Roxana Borghese: a genetic advisor

 

That morning, Roxana Borghese genetic advisor at the Necker-Enfants malades hospital and at the Imagine Institute sees a mother who is considering prenatal testing to find out if her unborn child is at risk of developing the same illness as her first child, who suffers from tuberous sclerosis (TSC), a rare genetic disease.

 

To inform families

In addition to appointments with genetic doctors, some couples have a consultation with a genetic advisor. It could be couples who already have a child with a genetic disease, or when one of them is a carrier of a genetic disease or is from a family with a known genetic disease. They need to know their risk of passing the disease on to their child. “During the consultation, I come back to the disease of the parent or child, the monitoring of it, and we gradually go over the family history to find out if there are other cases in their relatives, says Roxana Borghese. My role is to inform families of possible prenatal diagnosis techniques and to help them to make the right decisions.”

 

…and to support the families in their decision

Various prenatal diagnosis solutions can be offered depending on the family situation and the pathology.

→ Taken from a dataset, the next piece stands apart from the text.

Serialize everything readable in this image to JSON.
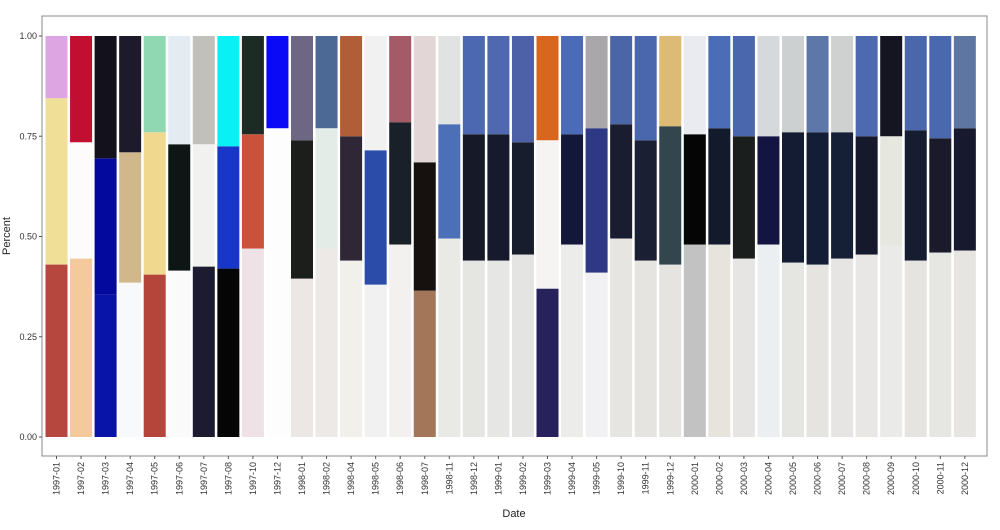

For families where a genetic risk has clearly been identified, we can offer preimplantation testing, whereas prenatal testing can be done in the first two and a half months of pregnancy if a genetic disease has been identified in the family. In all cases, in respect of the Comité Consultatif national d’éthique opinion [French National Consultative Ethics Committee], a prenatal diagnosis must only and can only be offered to avoid a serious pathology and of a particular severity in an unborn child.

“As an advisor, I explain the facts, the difference between the techniques and the associated risks for the mother and the fetus. I explain the challenges in the simplest way possible and I inform them to help them make the best decisions. It is not always an easy decision and it can have serious consequences since an unfavorable prenatal diagnosis can lead to a medical termination of the pregnancy. The family still has to make the decision. Genetics, it is only unique situations, we cannot generalize a course of action.” Explains Roxana Borghese.

In the case of Thomas, it concerns a mutation in one of the two known genes responsible for TSC. The parents are not carriers of this alteration in their blood, but there is still a low risk of recurrence related to the “germline mosaic” phenomenon. The future mother wants to do a prenatal sample to completely reassure her and make sure that her unborn child will not be a carrier of the same mutation of the gene responsible for TSC. Only this mutation will be tested in the context of prenatal testing.

 

An expanding job

“I know the universe of future parents well because I was a midwife for 8 years before deciding to return to education to become a genetic advisor. I still want to add to my knowledge, I have just finished a university degree on fetal medicine and I would like to follow this with constitutional bone disorders. Because working at Imagine, it is a real Pandora’s box of diseases, indeed all genetic, that I can and want to explore to always respond effectively to the families.” Concludes the genetic advisor.